Bone conduction is an integral part of the hearing test battery as it informs the audiologist what type of hearing loss is present. If the results of the bone conduction test are better than the air conduction (meaning the inner ear hears better than the outer and middle), there is an obstruction in the middle or outer ear preventing the transmission of sound. This could be a result of impacted wax, an ear infection, or middle ear bones that are not functioning properly. Conversely, if the cochlea or inner ear hears the same as the outer and middle ear, the hearing loss is permanent in nature and requires hearing aids for treatment.
Speech testing is completed at Toronto Hearing Consultants as part of the hearing test battery in both quiet and in noise. Completing speech testing in noise is crucial for determining how much a patient struggles in situations resembling restaurants or parties; a standard test battery usually only includes speech testing in quiet. This will not address patient concerns of difficulties hearing in noise, which is usually the first sign of hearing loss and what brings patients into the clinic for a test.
a) Speech Recognition Threshold: (SRT): 2 syllable words are played to the patient, and they are asked to repeat them back. The goal is to find the softest decibel or volume level at which the patient is able to repeat the 2 syllable words back. The results of SRT should validate the air conduction threshold results discussed previously on this page.
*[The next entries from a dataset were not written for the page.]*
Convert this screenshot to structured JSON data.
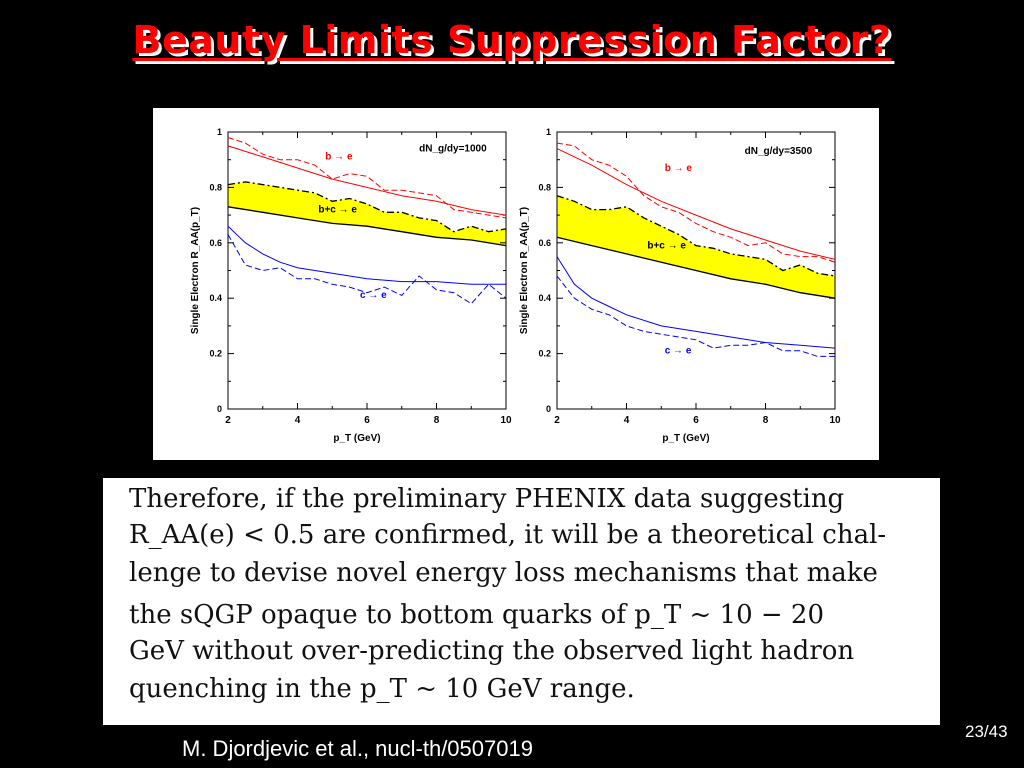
{
  "slide": {
    "title": "Beauty Limits Suppression Factor?",
    "citation": "M. Djordjevic et al., nucl-th/0507019",
    "page": "23/43"
  },
  "quote": {
    "lines": [
      "Therefore, if the preliminary PHENIX data suggesting",
      "R_AA(e) < 0.5 are confirmed, it will be a theoretical chal-",
      "lenge to devise novel energy loss mechanisms that make",
      "the sQGP opaque to bottom quarks of p_T ~ 10 − 20",
      "GeV without over-predicting the observed light hadron",
      "quenching in the p_T ~ 10 GeV range."
    ]
  },
  "colors": {
    "title": "#ff0000",
    "b_e": "#ff0000",
    "c_e": "#0000ff",
    "band": "#ffff00"
  },
  "chart_data": [
    {
      "type": "line",
      "annotation": "dN_g/dy=1000",
      "xlabel": "p_T (GeV)",
      "ylabel": "Single Electron R_AA(p_T)",
      "xlim": [
        2,
        10
      ],
      "ylim": [
        0,
        1
      ],
      "xticks": [
        2,
        4,
        6,
        8,
        10
      ],
      "yticks": [
        0,
        0.2,
        0.4,
        0.6,
        0.8,
        1
      ],
      "series": [
        {
          "name": "b → e",
          "style": "solid",
          "color": "#ff0000",
          "x": [
            2,
            3,
            4,
            5,
            6,
            7,
            8,
            9,
            10
          ],
          "y": [
            0.95,
            0.91,
            0.87,
            0.83,
            0.8,
            0.77,
            0.75,
            0.72,
            0.7
          ]
        },
        {
          "name": "b → e",
          "style": "dashed",
          "color": "#ff0000",
          "x": [
            2,
            2.5,
            3,
            3.5,
            4,
            4.5,
            5,
            5.5,
            6,
            6.5,
            7,
            7.5,
            8,
            8.5,
            9,
            9.5,
            10
          ],
          "y": [
            0.98,
            0.96,
            0.92,
            0.9,
            0.9,
            0.88,
            0.83,
            0.85,
            0.84,
            0.79,
            0.79,
            0.78,
            0.77,
            0.72,
            0.71,
            0.7,
            0.69
          ]
        },
        {
          "name": "b+c → e",
          "style": "dashdot",
          "color": "#000000",
          "x": [
            2,
            2.5,
            3,
            3.5,
            4,
            4.5,
            5,
            5.5,
            6,
            6.5,
            7,
            7.5,
            8,
            8.5,
            9,
            9.5,
            10
          ],
          "y": [
            0.81,
            0.82,
            0.81,
            0.8,
            0.79,
            0.78,
            0.75,
            0.76,
            0.74,
            0.71,
            0.71,
            0.69,
            0.68,
            0.64,
            0.66,
            0.64,
            0.65
          ]
        },
        {
          "name": "b+c → e",
          "style": "solid",
          "color": "#000000",
          "x": [
            2,
            3,
            4,
            5,
            6,
            7,
            8,
            9,
            10
          ],
          "y": [
            0.73,
            0.71,
            0.69,
            0.67,
            0.66,
            0.64,
            0.62,
            0.61,
            0.59
          ]
        },
        {
          "name": "c → e",
          "style": "solid",
          "color": "#0000ff",
          "x": [
            2,
            2.5,
            3,
            3.5,
            4,
            5,
            6,
            7,
            8,
            9,
            10
          ],
          "y": [
            0.66,
            0.6,
            0.56,
            0.53,
            0.51,
            0.49,
            0.47,
            0.46,
            0.46,
            0.45,
            0.45
          ]
        },
        {
          "name": "c → e",
          "style": "dashed",
          "color": "#0000ff",
          "x": [
            2,
            2.5,
            3,
            3.5,
            4,
            4.5,
            5,
            5.5,
            6,
            6.5,
            7,
            7.5,
            8,
            8.5,
            9,
            9.5,
            10
          ],
          "y": [
            0.63,
            0.52,
            0.5,
            0.51,
            0.47,
            0.47,
            0.45,
            0.44,
            0.42,
            0.44,
            0.41,
            0.48,
            0.43,
            0.42,
            0.38,
            0.45,
            0.4
          ]
        }
      ],
      "band": {
        "between": [
          "b+c → e dashed",
          "b+c → e solid"
        ],
        "fill": "#ffff00"
      },
      "labels": [
        {
          "text": "b → e",
          "x": 4.8,
          "y": 0.9,
          "color": "#ff0000"
        },
        {
          "text": "b+c → e",
          "x": 4.6,
          "y": 0.71,
          "color": "#000000"
        },
        {
          "text": "c → e",
          "x": 5.8,
          "y": 0.4,
          "color": "#0000ff"
        }
      ]
    },
    {
      "type": "line",
      "annotation": "dN_g/dy=3500",
      "xlabel": "p_T (GeV)",
      "ylabel": "Single Electron R_AA(p_T)",
      "xlim": [
        2,
        10
      ],
      "ylim": [
        0,
        1
      ],
      "xticks": [
        2,
        4,
        6,
        8,
        10
      ],
      "yticks": [
        0,
        0.2,
        0.4,
        0.6,
        0.8,
        1
      ],
      "series": [
        {
          "name": "b → e",
          "style": "solid",
          "color": "#ff0000",
          "x": [
            2,
            3,
            4,
            5,
            6,
            7,
            8,
            9,
            10
          ],
          "y": [
            0.94,
            0.88,
            0.81,
            0.75,
            0.7,
            0.65,
            0.61,
            0.57,
            0.54
          ]
        },
        {
          "name": "b → e",
          "style": "dashed",
          "color": "#ff0000",
          "x": [
            2,
            2.5,
            3,
            3.5,
            4,
            4.5,
            5,
            5.5,
            6,
            6.5,
            7,
            7.5,
            8,
            8.5,
            9,
            9.5,
            10
          ],
          "y": [
            0.96,
            0.95,
            0.9,
            0.88,
            0.84,
            0.77,
            0.73,
            0.71,
            0.67,
            0.64,
            0.62,
            0.59,
            0.6,
            0.56,
            0.55,
            0.55,
            0.53
          ]
        },
        {
          "name": "b+c → e",
          "style": "dashdot",
          "color": "#000000",
          "x": [
            2,
            2.5,
            3,
            3.5,
            4,
            4.5,
            5,
            5.5,
            6,
            6.5,
            7,
            7.5,
            8,
            8.5,
            9,
            9.5,
            10
          ],
          "y": [
            0.77,
            0.75,
            0.72,
            0.72,
            0.73,
            0.69,
            0.66,
            0.63,
            0.59,
            0.58,
            0.56,
            0.55,
            0.54,
            0.5,
            0.52,
            0.49,
            0.48
          ]
        },
        {
          "name": "b+c → e",
          "style": "solid",
          "color": "#000000",
          "x": [
            2,
            3,
            4,
            5,
            6,
            7,
            8,
            9,
            10
          ],
          "y": [
            0.62,
            0.59,
            0.56,
            0.53,
            0.5,
            0.47,
            0.45,
            0.42,
            0.4
          ]
        },
        {
          "name": "c → e",
          "style": "solid",
          "color": "#0000ff",
          "x": [
            2,
            2.5,
            3,
            3.5,
            4,
            5,
            6,
            7,
            8,
            9,
            10
          ],
          "y": [
            0.55,
            0.45,
            0.4,
            0.37,
            0.34,
            0.3,
            0.28,
            0.26,
            0.24,
            0.23,
            0.22
          ]
        },
        {
          "name": "c → e",
          "style": "dashed",
          "color": "#0000ff",
          "x": [
            2,
            2.5,
            3,
            3.5,
            4,
            4.5,
            5,
            5.5,
            6,
            6.5,
            7,
            7.5,
            8,
            8.5,
            9,
            9.5,
            10
          ],
          "y": [
            0.48,
            0.4,
            0.36,
            0.34,
            0.3,
            0.28,
            0.27,
            0.26,
            0.25,
            0.22,
            0.23,
            0.23,
            0.24,
            0.21,
            0.21,
            0.19,
            0.19
          ]
        }
      ],
      "band": {
        "between": [
          "b+c → e dashed",
          "b+c → e solid"
        ],
        "fill": "#ffff00"
      },
      "labels": [
        {
          "text": "b → e",
          "x": 5.1,
          "y": 0.86,
          "color": "#ff0000"
        },
        {
          "text": "b+c → e",
          "x": 4.6,
          "y": 0.58,
          "color": "#000000"
        },
        {
          "text": "c → e",
          "x": 5.1,
          "y": 0.2,
          "color": "#0000ff"
        }
      ]
    }
  ]
}
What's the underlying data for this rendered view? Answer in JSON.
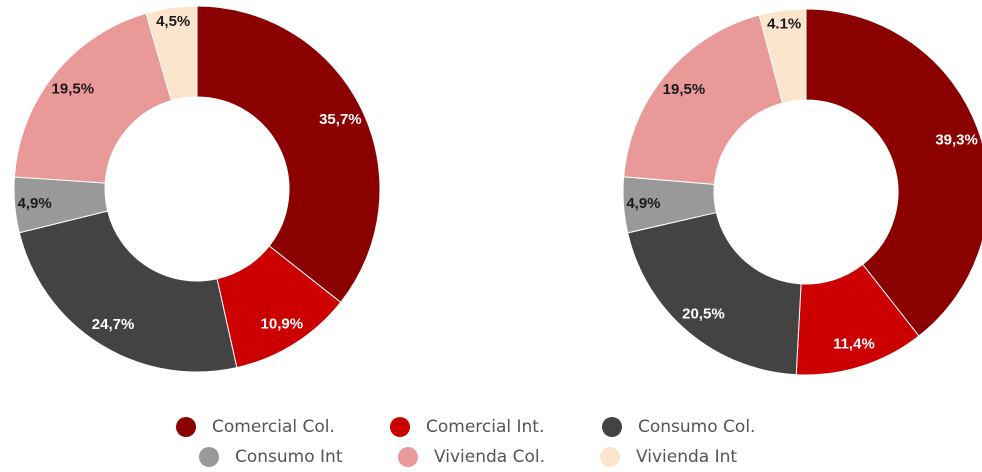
{
  "colors": {
    "comercial_col": "#8b0000",
    "comercial_int": "#cc0000",
    "consumo_col": "#434343",
    "consumo_int": "#999999",
    "vivienda_col": "#ea9999",
    "vivienda_int": "#fce5cd"
  },
  "chart_data": [
    {
      "type": "pie",
      "donut": true,
      "categories": [
        "Comercial Col.",
        "Comercial Int.",
        "Consumo Col.",
        "Consumo Int",
        "Vivienda Col.",
        "Vivienda Int"
      ],
      "values": [
        35.7,
        10.9,
        24.7,
        4.9,
        19.5,
        4.5
      ],
      "labels": [
        "35,7%",
        "10,9%",
        "24,7%",
        "4,9%",
        "19,5%",
        "4,5%"
      ]
    },
    {
      "type": "pie",
      "donut": true,
      "categories": [
        "Comercial Col.",
        "Comercial Int.",
        "Consumo Col.",
        "Consumo Int",
        "Vivienda Col.",
        "Vivienda Int"
      ],
      "values": [
        39.3,
        11.4,
        20.5,
        4.9,
        19.5,
        4.1
      ],
      "labels": [
        "39,3%",
        "11,4%",
        "20,5%",
        "4,9%",
        "19,5%",
        "4.1%"
      ]
    }
  ],
  "legend": {
    "items": [
      {
        "label": "Comercial Col.",
        "color": "#8b0000"
      },
      {
        "label": "Comercial Int.",
        "color": "#cc0000"
      },
      {
        "label": "Consumo Col.",
        "color": "#434343"
      },
      {
        "label": "Consumo Int",
        "color": "#999999"
      },
      {
        "label": "Vivienda Col.",
        "color": "#ea9999"
      },
      {
        "label": "Vivienda Int",
        "color": "#fce5cd"
      }
    ]
  }
}
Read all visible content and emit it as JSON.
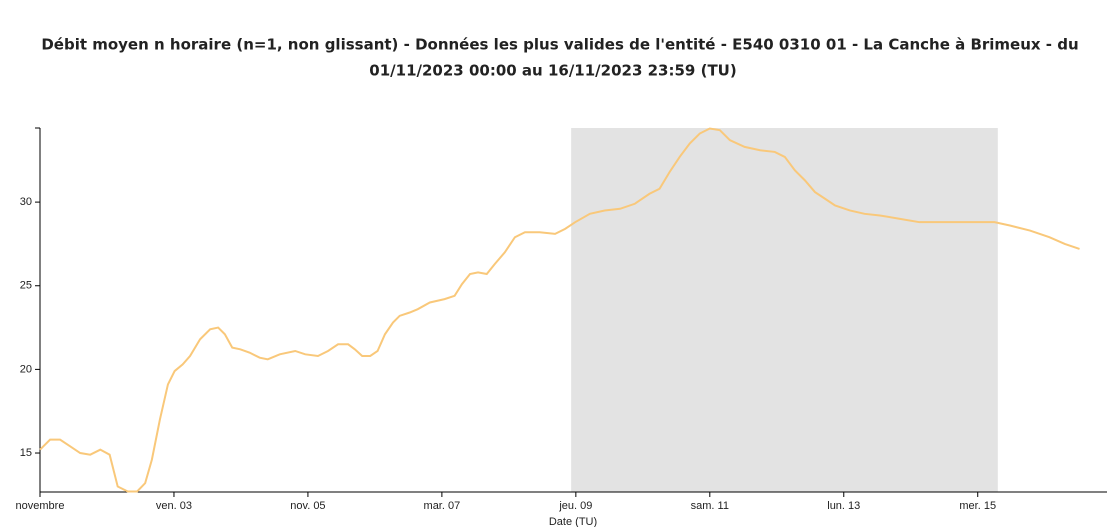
{
  "chart_data": {
    "type": "line",
    "title_lines": [
      "Débit moyen n horaire (n=1, non glissant) - Données les plus valides de l'entité - E540 0310 01 - La Canche à Brimeux - du",
      "01/11/2023 00:00 au 16/11/2023 23:59 (TU)"
    ],
    "x_label": "Date (TU)",
    "xlim": [
      0,
      15.93
    ],
    "ylim": [
      12.67,
      34.43
    ],
    "xticks": [
      {
        "value": 0,
        "label": "novembre"
      },
      {
        "value": 2,
        "label": "ven. 03"
      },
      {
        "value": 4,
        "label": "nov. 05"
      },
      {
        "value": 6,
        "label": "mar. 07"
      },
      {
        "value": 8,
        "label": "jeu. 09"
      },
      {
        "value": 10,
        "label": "sam. 11"
      },
      {
        "value": 12,
        "label": "lun. 13"
      },
      {
        "value": 14,
        "label": "mer. 15"
      }
    ],
    "yticks": [
      15,
      20,
      25,
      30
    ],
    "shaded_range": [
      7.93,
      14.3
    ],
    "shaded_color": "#e3e3e3",
    "series": [
      {
        "color": "#f9c87a",
        "x": [
          0,
          0.15,
          0.3,
          0.45,
          0.6,
          0.75,
          0.9,
          1.04,
          1.16,
          1.31,
          1.45,
          1.57,
          1.67,
          1.79,
          1.91,
          2.01,
          2.13,
          2.24,
          2.39,
          2.54,
          2.66,
          2.76,
          2.87,
          2.99,
          3.13,
          3.28,
          3.4,
          3.58,
          3.81,
          3.96,
          4.15,
          4.3,
          4.45,
          4.6,
          4.7,
          4.81,
          4.93,
          5.04,
          5.15,
          5.27,
          5.37,
          5.52,
          5.64,
          5.82,
          6.04,
          6.19,
          6.3,
          6.42,
          6.54,
          6.67,
          6.79,
          6.94,
          7.09,
          7.24,
          7.46,
          7.69,
          7.84,
          7.99,
          8.21,
          8.43,
          8.66,
          8.88,
          9.1,
          9.25,
          9.4,
          9.55,
          9.7,
          9.85,
          10,
          10.15,
          10.3,
          10.52,
          10.75,
          10.97,
          11.12,
          11.27,
          11.42,
          11.57,
          11.72,
          11.87,
          12.09,
          12.31,
          12.54,
          12.84,
          13.13,
          13.43,
          13.73,
          14.03,
          14.25,
          14.48,
          14.78,
          15.07,
          15.3,
          15.52
        ],
        "values": [
          15.2,
          15.8,
          15.8,
          15.4,
          15.0,
          14.9,
          15.2,
          14.9,
          13.0,
          12.7,
          12.7,
          13.2,
          14.6,
          17.0,
          19.1,
          19.9,
          20.3,
          20.8,
          21.8,
          22.4,
          22.5,
          22.1,
          21.3,
          21.2,
          21.0,
          20.7,
          20.6,
          20.9,
          21.1,
          20.9,
          20.8,
          21.1,
          21.5,
          21.5,
          21.2,
          20.8,
          20.8,
          21.1,
          22.1,
          22.8,
          23.2,
          23.4,
          23.6,
          24.0,
          24.2,
          24.4,
          25.1,
          25.7,
          25.8,
          25.7,
          26.3,
          27.0,
          27.9,
          28.2,
          28.2,
          28.1,
          28.4,
          28.8,
          29.3,
          29.5,
          29.6,
          29.9,
          30.5,
          30.8,
          31.8,
          32.7,
          33.5,
          34.1,
          34.4,
          34.3,
          33.7,
          33.3,
          33.1,
          33.0,
          32.7,
          31.9,
          31.3,
          30.6,
          30.2,
          29.8,
          29.5,
          29.3,
          29.2,
          29.0,
          28.8,
          28.8,
          28.8,
          28.8,
          28.8,
          28.6,
          28.3,
          27.9,
          27.5,
          27.2
        ]
      }
    ]
  }
}
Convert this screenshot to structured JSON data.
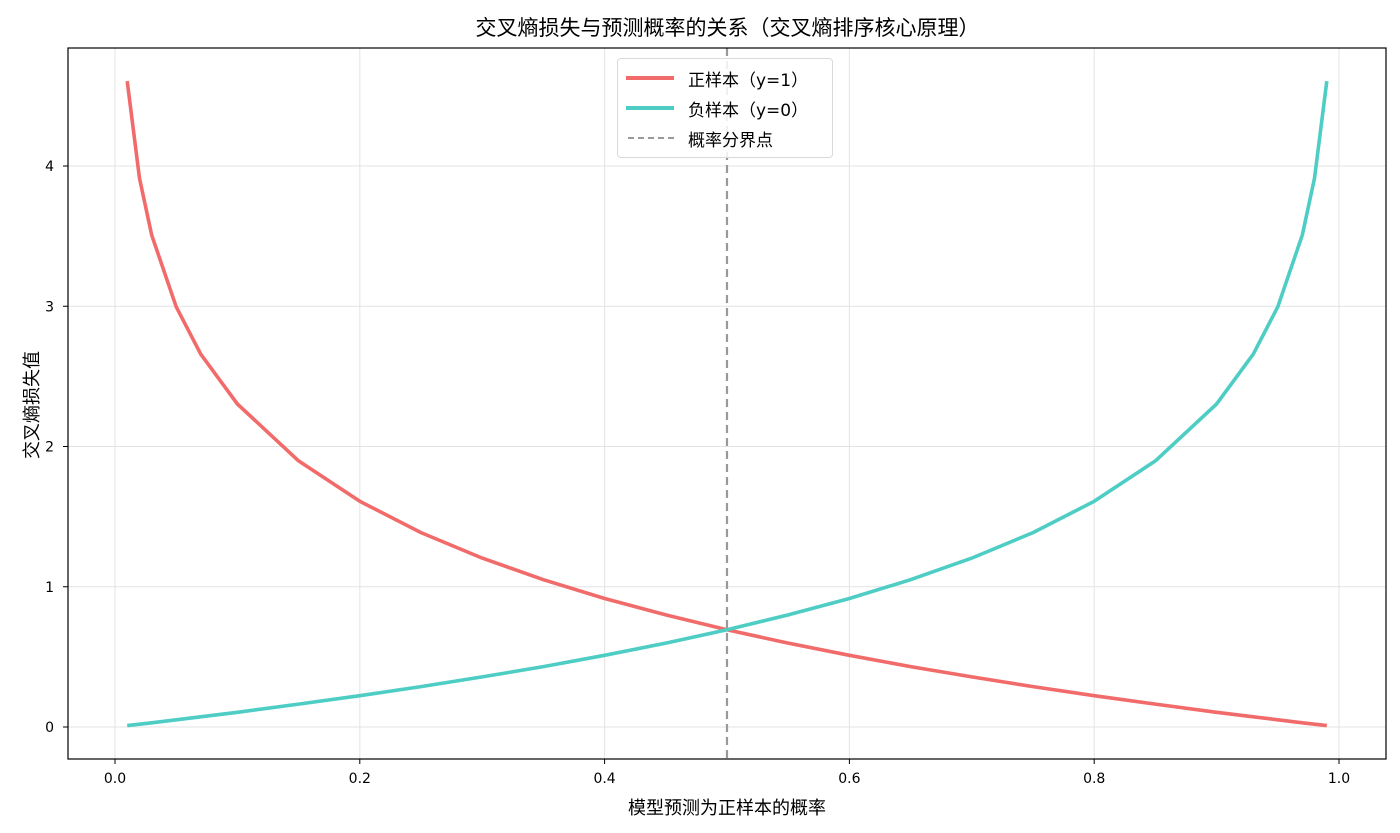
{
  "chart_data": {
    "type": "line",
    "title": "交叉熵损失与预测概率的关系（交叉熵排序核心原理）",
    "xlabel": "模型预测为正样本的概率",
    "ylabel": "交叉熵损失值",
    "xlim": [
      -0.04,
      1.04
    ],
    "ylim": [
      -0.23,
      4.84
    ],
    "xticks": [
      0.0,
      0.2,
      0.4,
      0.6,
      0.8,
      1.0
    ],
    "xtick_labels": [
      "0.0",
      "0.2",
      "0.4",
      "0.6",
      "0.8",
      "1.0"
    ],
    "yticks": [
      0,
      1,
      2,
      3,
      4
    ],
    "ytick_labels": [
      "0",
      "1",
      "2",
      "3",
      "4"
    ],
    "grid": true,
    "legend_position": "upper center",
    "x": [
      0.01,
      0.02,
      0.03,
      0.05,
      0.07,
      0.1,
      0.15,
      0.2,
      0.25,
      0.3,
      0.35,
      0.4,
      0.45,
      0.5,
      0.55,
      0.6,
      0.65,
      0.7,
      0.75,
      0.8,
      0.85,
      0.9,
      0.93,
      0.95,
      0.97,
      0.98,
      0.99
    ],
    "series": [
      {
        "name": "正样本（y=1）",
        "color": "#f26b6b",
        "style": "solid",
        "values": [
          4.605,
          3.912,
          3.507,
          2.996,
          2.659,
          2.303,
          1.897,
          1.609,
          1.386,
          1.204,
          1.05,
          0.916,
          0.799,
          0.693,
          0.598,
          0.511,
          0.431,
          0.357,
          0.288,
          0.223,
          0.163,
          0.105,
          0.073,
          0.051,
          0.03,
          0.02,
          0.01
        ]
      },
      {
        "name": "负样本（y=0）",
        "color": "#4ecdc4",
        "style": "solid",
        "values": [
          0.01,
          0.02,
          0.03,
          0.051,
          0.073,
          0.105,
          0.163,
          0.223,
          0.288,
          0.357,
          0.431,
          0.511,
          0.598,
          0.693,
          0.799,
          0.916,
          1.05,
          1.204,
          1.386,
          1.609,
          1.897,
          2.303,
          2.659,
          2.996,
          3.507,
          3.912,
          4.605
        ]
      }
    ],
    "annotations": [
      {
        "type": "vline",
        "x": 0.5,
        "label": "概率分界点",
        "color": "#999999",
        "style": "dashed"
      }
    ],
    "legend": [
      {
        "label": "正样本（y=1）",
        "color": "#f26b6b",
        "style": "solid"
      },
      {
        "label": "负样本（y=0）",
        "color": "#4ecdc4",
        "style": "solid"
      },
      {
        "label": "概率分界点",
        "color": "#999999",
        "style": "dashed"
      }
    ]
  }
}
b) Word Recognition Score (WRS): WRS testing involves having the patient repeat back the last word of a sentence. The sentences are played at the most comfortable volume level for the patient, and allow the audiologist to gather information on the integrity of the auditory system. Two patients with the same hearing loss can have very different WRS scores: one patient may score 100% of the words correct, while the other patient may score 50% of the words correct. WRS scores are critical in helping the audiologist understand how a patient will perform with hearing aids. In the example above, the patient scoring 50% will perform worse with hearing aids than the patient scoring 100% as there is permanent damage to the auditory system that hearing aids cannot reverse. It is important to note that early intervention with hearing aids can preserve word recognition scores, which arguably is the most important score on the hearing test for predicting success with hearing aids.
c) Speech-In- Noise Testing: Many patients come in due to difficulties hearing in background noise, as this can be the first sign of permanent hearing loss. Evaluating results of speech understanding through creating a “cocktail party effect” in the hearing booth helps the audiologist determine appropriate hearing aid selection if required and counsel the patient on why they are struggling to hear in background noise.
The results of the hearing test are then plotted on an audiogram and reviewed with the patient during the consultation phase of the appointment. The results of the hearing test are discussed in relation to the needs assessment completed at the beginning of the appointment and recommendations for hearing aids or medical intervention are determined.